More than half of Americans have signed up for a new streaming service or another subscription during the pandemic, according to new data from the Ipsos Coronavirus Consumer Tracker – with young people and Americans of color most likely to have tried a new service.
The biggest winner: Disney Plus, which landed one-in-five Americans (20%) as first-time subscribers in 2020, the most of any streaming service. But many other services attracted numbers that were very close: Netflix, despite being the longest-running streaming service, attracted 18% of Americans as first-time subscribers, followed by Amazon Prime and HBO Max at 17% and Hulu at 16%. Peacock, however, trailed far behind at 9%.
Other subscription services saw smaller gains.

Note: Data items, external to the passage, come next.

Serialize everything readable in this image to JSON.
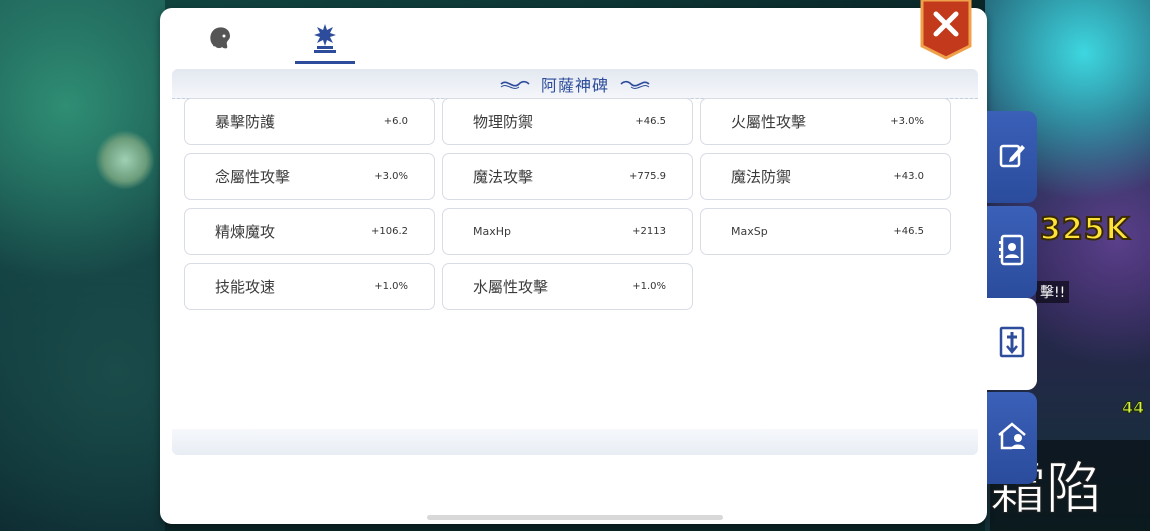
{
  "background": {
    "damage_number": "325K",
    "combat_text": "擊!!",
    "side_number": "44",
    "big_text": "霜陷"
  },
  "tabs": [
    {
      "icon": "character-head-icon",
      "active": false
    },
    {
      "icon": "monument-icon",
      "active": true
    }
  ],
  "panel": {
    "title": "阿薩神碑",
    "accent_color": "#2d4c9b"
  },
  "stats": [
    {
      "label": "暴擊防護",
      "value": "+6.0"
    },
    {
      "label": "物理防禦",
      "value": "+46.5"
    },
    {
      "label": "火屬性攻擊",
      "value": "+3.0%"
    },
    {
      "label": "念屬性攻擊",
      "value": "+3.0%"
    },
    {
      "label": "魔法攻擊",
      "value": "+775.9"
    },
    {
      "label": "魔法防禦",
      "value": "+43.0"
    },
    {
      "label": "精煉魔攻",
      "value": "+106.2"
    },
    {
      "label": "MaxHp",
      "value": "+2113"
    },
    {
      "label": "MaxSp",
      "value": "+46.5"
    },
    {
      "label": "技能攻速",
      "value": "+1.0%"
    },
    {
      "label": "水屬性攻擊",
      "value": "+1.0%"
    }
  ],
  "side_nav": [
    {
      "icon": "edit-icon",
      "active": false
    },
    {
      "icon": "contact-book-icon",
      "active": false
    },
    {
      "icon": "monument-icon",
      "active": true
    },
    {
      "icon": "guild-house-icon",
      "active": false
    }
  ]
}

- Grocery delivery service subscriptions like Peapod or Instacart attracted 10% of Americans for the first time
- Music subscription services like Pandora or Spotify hooked 9% of Americans as first-time subscribers in 2020
- Podcast subscriptions landed 3% of Americans
- Newspaper websites, like the New York Times or the Washington Post, attracted 9% of Americans as first-time subscribers
- Daily news subscriptions like The Skimm or the Buzzfeed Daily Newsletter landed 2%
Almost all new streaming subscribers – at least four-in-five – say they’ll stick with the services after pandemic restrictions are lifted. Grocery delivery loyalty is a little softer, with 77% saying they’re likely to keep subscribing; daily news subscriptions were also soft but still strong, around 69%.
“Streaming entertainment has been the backbone of American culture during the pandemic, and customers clearly recognize that and are rewarding services with loyalty,” said Greg Conlon, a senior client officer at Ipsos. “But beneath the surface of these strong numbers, it’s even better news that these services are now reaching people of color, who hopefully are seeing more of themselves in today’s entertainment.”

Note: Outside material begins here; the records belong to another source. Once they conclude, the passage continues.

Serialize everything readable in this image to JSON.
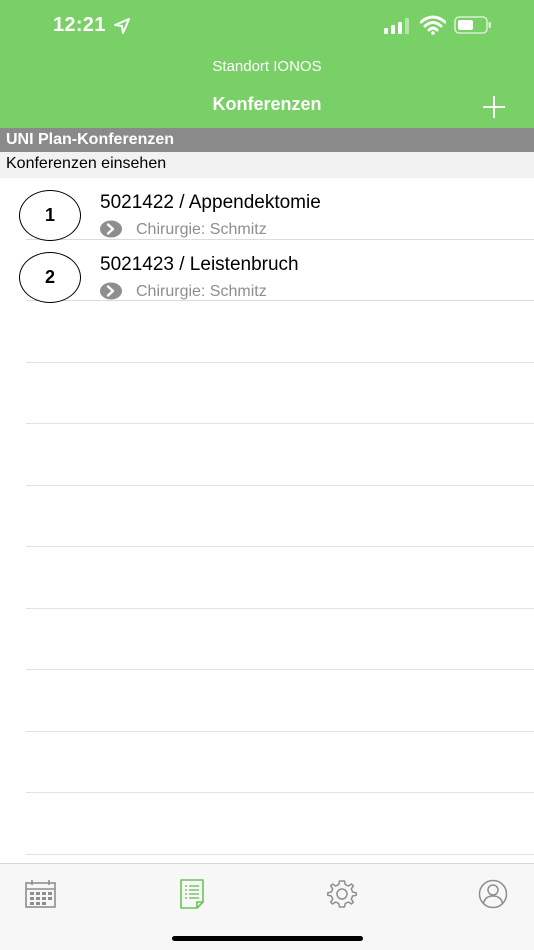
{
  "status_bar": {
    "time": "12:21"
  },
  "header": {
    "location": "Standort IONOS",
    "title": "Konferenzen",
    "bg_color": "#79d066"
  },
  "section": {
    "title": "UNI Plan-Konferenzen",
    "subtitle": "Konferenzen einsehen"
  },
  "items": [
    {
      "number": "1",
      "title": "5021422 / Appendektomie",
      "subtitle": "Chirurgie: Schmitz"
    },
    {
      "number": "2",
      "title": "5021423 / Leistenbruch",
      "subtitle": "Chirurgie: Schmitz"
    }
  ],
  "tabbar": {
    "tabs": [
      {
        "icon": "calendar-icon",
        "active": false
      },
      {
        "icon": "list-document-icon",
        "active": true
      },
      {
        "icon": "gear-icon",
        "active": false
      },
      {
        "icon": "profile-icon",
        "active": false
      }
    ],
    "active_color": "#6cc25a",
    "inactive_color": "#8e8e8e"
  }
}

Black, Hispanic and other nonwhite Americans were much more likely to have signed up for a streaming service for the first time. All three groups were twice as likely as white Americans to have signed up for a Netflix account: 28% of Black Americans, 24% of Hispanic Americans and 26% of other nonwhite Americans, compared to 13% of white Americans.

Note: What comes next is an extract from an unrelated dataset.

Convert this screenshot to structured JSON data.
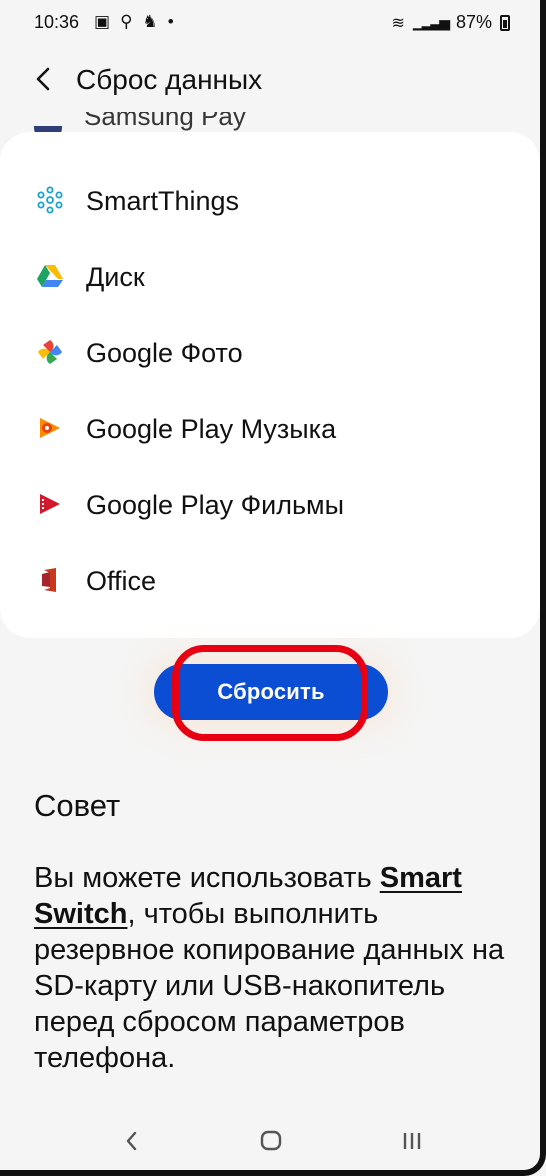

Young adults, aged 18-34, were more likely to subscribe to services across nearly every category compared to their older peers. One-in-three subscribed to Netflix (29%) or Disney Plus (33%) for the first time in 2020, far surpassing adults 35-54 or older than 55.
Low-income households (making less than $50,000 a year) were also much more likely to have signed up for Amazon Prime for the first time during the pandemic: 22% signed up for the first time, compared to 16% making between $50,000 and $100,000 and 12% making more than $100,000.